Be honest with yourself about what you want from a volunteering experience. Is it about travelling, weekend adventures, cultural insights, meeting other volunteers, or a passion for the work you will do (or all the above)!? There are no wrong answers, but some aims are best served by different projects and our role is to match you with the right one, so be clear where your priorities are.

We want Outreach volunteers to commit fully to your volunteer work. It is not a holiday in the traditional sense – more a learning experience. Your project will invest time in you and will expect you to work hard for them, so you need to be sure you want this form of work experience, although there should also be plenty of time to have fun at weekends.


What skills might a gap year student learn as from their volunteering experience?

When volunteering overseas you take on an exciting challenge, which is why it is so developmental for young adults.

Making friends at turtle camp

You may learn to travel independently for the first time, (on local transport not tourist buses).
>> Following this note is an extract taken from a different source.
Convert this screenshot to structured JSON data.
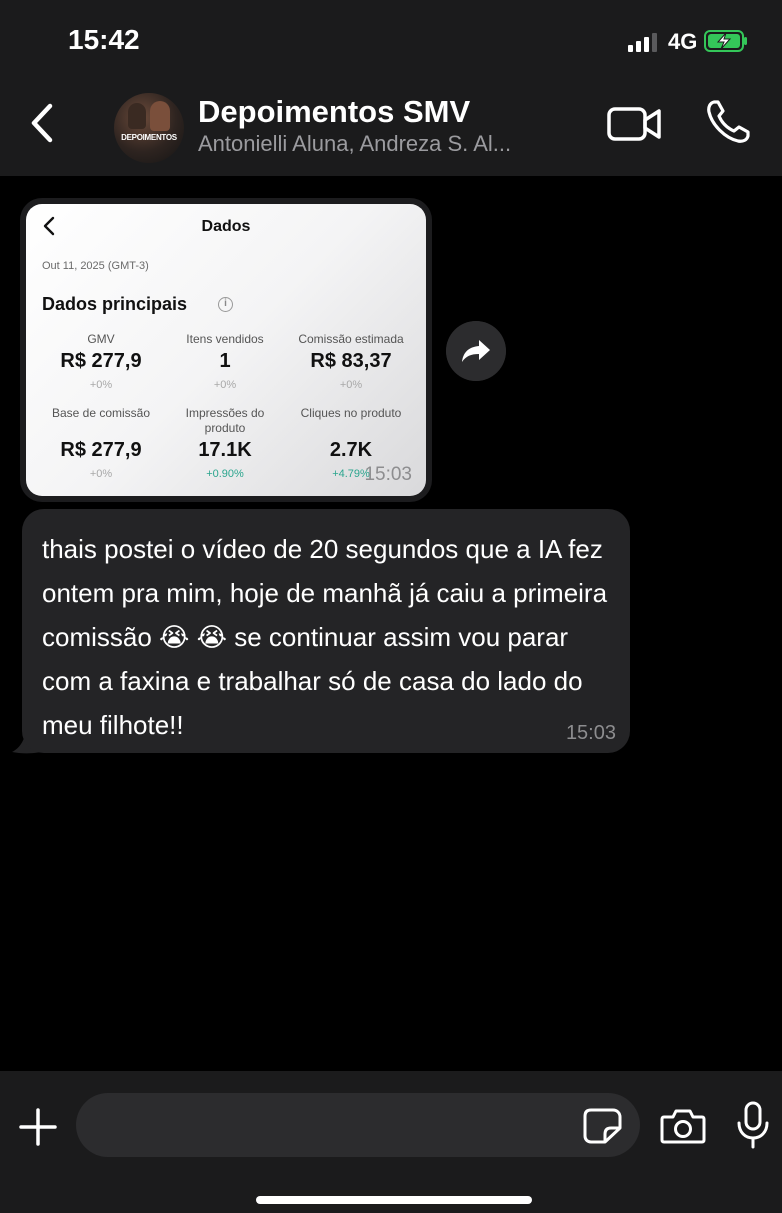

Living away from home, far from family and friends (and not always with the comfort of technology connecting you) can be daunting, but helps build confidence and new communication skills as you make new international friends through your project and your homestay.

Taking on a new job with real responsibilities (and probably requiring you to be creative), and developing working relationships with local communities …. It is no wonder that volunteers come back having matured, with a new confidence, new life skills, cultural insights and possibly even a new language.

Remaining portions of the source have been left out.